# Challenge: Seeking Russian Orthodox inspired choral works with orchestra!



## Wunderhorn (Feb 15, 2013)

Here is a challenge for you:

Let's find and gather all choral works _with_ orchestra that are inspired by Russian Orthodox chant style or featuring these in some way. It does not have to be a sacred piece, it can be secular - either way.

Traditionally the Russian Orthodox church does not like musical instruments being used in the church, therefore this combination is really rare... However, as with all things in life, there are exceptions...

To kick it off, here are a few things I have found:

Bishop Hilarion Alfeyev - St.
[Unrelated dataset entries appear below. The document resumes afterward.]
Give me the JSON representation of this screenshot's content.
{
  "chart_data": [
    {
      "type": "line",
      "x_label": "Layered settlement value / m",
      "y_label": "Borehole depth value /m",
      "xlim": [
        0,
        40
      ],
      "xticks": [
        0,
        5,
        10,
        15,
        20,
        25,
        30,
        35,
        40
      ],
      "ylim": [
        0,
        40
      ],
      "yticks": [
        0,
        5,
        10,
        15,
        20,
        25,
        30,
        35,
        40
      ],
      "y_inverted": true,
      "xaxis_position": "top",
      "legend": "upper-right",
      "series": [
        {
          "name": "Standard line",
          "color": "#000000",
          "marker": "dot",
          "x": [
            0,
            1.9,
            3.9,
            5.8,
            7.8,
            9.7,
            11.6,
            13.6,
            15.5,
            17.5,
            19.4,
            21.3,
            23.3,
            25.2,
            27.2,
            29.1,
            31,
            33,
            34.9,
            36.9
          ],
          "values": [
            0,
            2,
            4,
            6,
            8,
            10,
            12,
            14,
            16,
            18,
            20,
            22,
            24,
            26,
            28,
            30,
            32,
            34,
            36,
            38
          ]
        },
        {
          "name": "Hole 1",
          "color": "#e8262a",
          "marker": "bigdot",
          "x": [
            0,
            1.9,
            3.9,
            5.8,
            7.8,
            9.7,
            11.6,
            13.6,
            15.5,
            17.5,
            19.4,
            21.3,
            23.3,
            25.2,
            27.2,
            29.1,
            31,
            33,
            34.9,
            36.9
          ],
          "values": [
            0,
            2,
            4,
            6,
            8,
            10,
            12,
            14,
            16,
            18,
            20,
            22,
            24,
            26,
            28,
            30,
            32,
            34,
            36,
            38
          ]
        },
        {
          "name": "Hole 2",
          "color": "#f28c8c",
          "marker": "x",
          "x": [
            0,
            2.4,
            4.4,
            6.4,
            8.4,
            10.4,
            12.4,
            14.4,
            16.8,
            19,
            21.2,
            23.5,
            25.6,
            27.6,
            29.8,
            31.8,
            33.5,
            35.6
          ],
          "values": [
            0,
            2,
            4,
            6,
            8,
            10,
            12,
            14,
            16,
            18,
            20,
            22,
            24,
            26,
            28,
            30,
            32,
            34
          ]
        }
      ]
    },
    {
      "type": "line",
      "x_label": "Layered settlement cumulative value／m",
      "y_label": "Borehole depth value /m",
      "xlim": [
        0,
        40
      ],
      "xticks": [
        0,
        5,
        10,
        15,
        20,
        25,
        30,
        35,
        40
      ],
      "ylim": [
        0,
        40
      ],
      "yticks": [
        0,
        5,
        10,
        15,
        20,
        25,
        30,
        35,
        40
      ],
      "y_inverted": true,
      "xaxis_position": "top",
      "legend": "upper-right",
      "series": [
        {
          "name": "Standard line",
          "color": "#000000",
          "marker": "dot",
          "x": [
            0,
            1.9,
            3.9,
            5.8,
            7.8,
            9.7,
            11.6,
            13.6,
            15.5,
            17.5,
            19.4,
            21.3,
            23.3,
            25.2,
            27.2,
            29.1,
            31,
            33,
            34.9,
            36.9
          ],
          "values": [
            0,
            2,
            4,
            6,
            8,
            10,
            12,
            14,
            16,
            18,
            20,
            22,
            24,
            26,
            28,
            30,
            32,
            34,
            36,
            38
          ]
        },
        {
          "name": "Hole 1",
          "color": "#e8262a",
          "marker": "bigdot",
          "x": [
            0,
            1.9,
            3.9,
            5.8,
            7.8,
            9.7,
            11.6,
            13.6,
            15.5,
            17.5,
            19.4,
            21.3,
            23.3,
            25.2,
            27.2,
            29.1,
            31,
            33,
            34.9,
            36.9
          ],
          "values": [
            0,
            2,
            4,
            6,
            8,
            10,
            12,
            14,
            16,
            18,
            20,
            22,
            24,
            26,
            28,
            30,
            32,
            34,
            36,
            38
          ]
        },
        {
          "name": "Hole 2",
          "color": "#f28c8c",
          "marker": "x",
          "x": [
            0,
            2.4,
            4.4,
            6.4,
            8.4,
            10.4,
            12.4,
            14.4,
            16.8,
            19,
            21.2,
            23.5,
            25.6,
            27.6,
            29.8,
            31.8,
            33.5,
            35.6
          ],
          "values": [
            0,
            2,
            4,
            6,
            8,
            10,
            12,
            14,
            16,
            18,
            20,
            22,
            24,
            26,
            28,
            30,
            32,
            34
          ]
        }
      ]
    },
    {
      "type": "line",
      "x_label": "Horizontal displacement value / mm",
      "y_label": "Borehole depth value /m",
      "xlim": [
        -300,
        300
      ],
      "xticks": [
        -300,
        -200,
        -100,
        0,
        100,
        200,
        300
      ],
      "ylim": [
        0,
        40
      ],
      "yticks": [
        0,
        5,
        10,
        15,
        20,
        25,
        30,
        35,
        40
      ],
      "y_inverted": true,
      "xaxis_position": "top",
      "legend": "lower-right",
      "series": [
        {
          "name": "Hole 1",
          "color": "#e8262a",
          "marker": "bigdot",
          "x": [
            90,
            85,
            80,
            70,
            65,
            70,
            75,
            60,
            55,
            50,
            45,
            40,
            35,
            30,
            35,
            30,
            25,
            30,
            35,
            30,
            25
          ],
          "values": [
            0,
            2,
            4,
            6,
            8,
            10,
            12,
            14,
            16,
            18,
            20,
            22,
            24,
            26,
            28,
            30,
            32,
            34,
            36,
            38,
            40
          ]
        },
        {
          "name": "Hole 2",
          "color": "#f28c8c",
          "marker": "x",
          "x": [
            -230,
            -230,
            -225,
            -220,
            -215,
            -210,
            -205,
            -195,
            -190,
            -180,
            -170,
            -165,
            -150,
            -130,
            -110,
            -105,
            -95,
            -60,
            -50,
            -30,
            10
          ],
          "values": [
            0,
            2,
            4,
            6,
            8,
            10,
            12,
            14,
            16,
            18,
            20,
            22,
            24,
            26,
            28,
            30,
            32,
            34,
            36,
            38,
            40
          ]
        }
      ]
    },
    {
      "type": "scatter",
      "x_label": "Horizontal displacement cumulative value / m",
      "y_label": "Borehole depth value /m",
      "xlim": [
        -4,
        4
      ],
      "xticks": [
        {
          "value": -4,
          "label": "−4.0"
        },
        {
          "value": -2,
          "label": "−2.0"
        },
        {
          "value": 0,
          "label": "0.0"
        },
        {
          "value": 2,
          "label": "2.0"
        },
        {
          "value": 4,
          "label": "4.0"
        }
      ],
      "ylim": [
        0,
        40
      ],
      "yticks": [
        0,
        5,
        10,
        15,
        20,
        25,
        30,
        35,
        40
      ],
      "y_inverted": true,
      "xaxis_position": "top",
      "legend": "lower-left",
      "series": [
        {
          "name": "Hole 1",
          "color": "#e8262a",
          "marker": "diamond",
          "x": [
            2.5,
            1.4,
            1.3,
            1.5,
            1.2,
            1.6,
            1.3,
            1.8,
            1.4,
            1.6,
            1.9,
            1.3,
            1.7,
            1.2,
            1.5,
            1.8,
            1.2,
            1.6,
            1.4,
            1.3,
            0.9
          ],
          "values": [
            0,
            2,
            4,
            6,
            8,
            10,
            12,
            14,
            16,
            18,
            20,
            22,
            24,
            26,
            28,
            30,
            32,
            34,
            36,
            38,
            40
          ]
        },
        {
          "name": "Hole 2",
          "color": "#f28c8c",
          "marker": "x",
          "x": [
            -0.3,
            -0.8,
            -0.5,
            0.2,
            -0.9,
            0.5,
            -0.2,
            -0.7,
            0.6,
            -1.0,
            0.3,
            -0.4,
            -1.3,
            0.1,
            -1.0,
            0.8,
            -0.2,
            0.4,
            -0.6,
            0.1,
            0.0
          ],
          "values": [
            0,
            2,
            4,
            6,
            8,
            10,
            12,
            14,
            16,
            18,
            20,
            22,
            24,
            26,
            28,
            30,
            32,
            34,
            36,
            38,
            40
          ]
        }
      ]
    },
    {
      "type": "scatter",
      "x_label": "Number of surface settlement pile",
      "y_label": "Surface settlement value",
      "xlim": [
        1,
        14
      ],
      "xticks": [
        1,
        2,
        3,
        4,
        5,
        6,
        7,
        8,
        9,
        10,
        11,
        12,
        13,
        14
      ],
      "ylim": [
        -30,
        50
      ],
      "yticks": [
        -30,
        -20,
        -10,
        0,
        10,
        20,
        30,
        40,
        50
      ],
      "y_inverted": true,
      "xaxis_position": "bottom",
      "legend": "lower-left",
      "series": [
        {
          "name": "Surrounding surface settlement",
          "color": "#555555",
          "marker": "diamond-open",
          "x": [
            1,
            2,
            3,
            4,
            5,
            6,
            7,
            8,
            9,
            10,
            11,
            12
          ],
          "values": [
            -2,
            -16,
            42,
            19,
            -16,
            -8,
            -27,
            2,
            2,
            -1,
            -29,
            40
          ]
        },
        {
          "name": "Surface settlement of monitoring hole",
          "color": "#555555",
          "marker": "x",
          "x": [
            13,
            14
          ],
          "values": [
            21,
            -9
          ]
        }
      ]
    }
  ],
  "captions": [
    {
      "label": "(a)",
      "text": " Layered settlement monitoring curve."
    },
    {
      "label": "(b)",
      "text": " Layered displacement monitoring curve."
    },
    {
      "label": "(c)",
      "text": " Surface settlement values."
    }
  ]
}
Mathhew Passion
Grechaninov - Liturgia Domestica, Op. 79
Grechaninov - Cantata 'Kvalite Boga'
Taneyev - John of Damascus

... Now, who can add to this list?


----------



## elgar's ghost (Aug 8, 2010)

One of the renditions of the Oprichniki Song near the end of part two of Prokofiev's Ivan Grozny soundtrack has a liturgical chant from the cathedral competing with it. This could be an analogy for two conflicting features in Ivan's personality - piety and cruelty (the Oprichniki, Ivan's vicious private army, were something like a cross between the Knights Templar and the Hellfire Club).

Come to think of it, I can't remember if there's any orchestration on that bit - I'll have to check now.


----------



## Ilarion (May 22, 2015)

Met. Alfeyev's "Christmas Oratorio" must be included...


----------



## AnotherSpin (Apr 9, 2015)

P.u.s.s.y Riot - Bogoroditsa, Putina Progoni!


----------



## joen_cph (Jan 17, 2010)

I´m not totally sure as regards the technical terms, but some more:

- Gavrilin: Chimes (a big work)
- Silvestrov: Requiem for Larissa
- Rachmaninov: Cantata "The Bells"

- as far as I remember, Kabalevsky´s Requiem
- Artyomov´s Requiem
- several large-scale works by Gubaidulina


----------



## Ilarion (May 22, 2015)

joen_cph said:


> I´m not totally sure as regards the technical terms, but some more:
> 
> - Gavrilin: Chimes (a big work)
> - Silvestrov: Requiem for Larissa
> ...


Thank you Joen_Cph for mentioning Gavrilin's "Chimes" - I have totally forgotten about his output.

:tiphat::tiphat::tiphat:


----------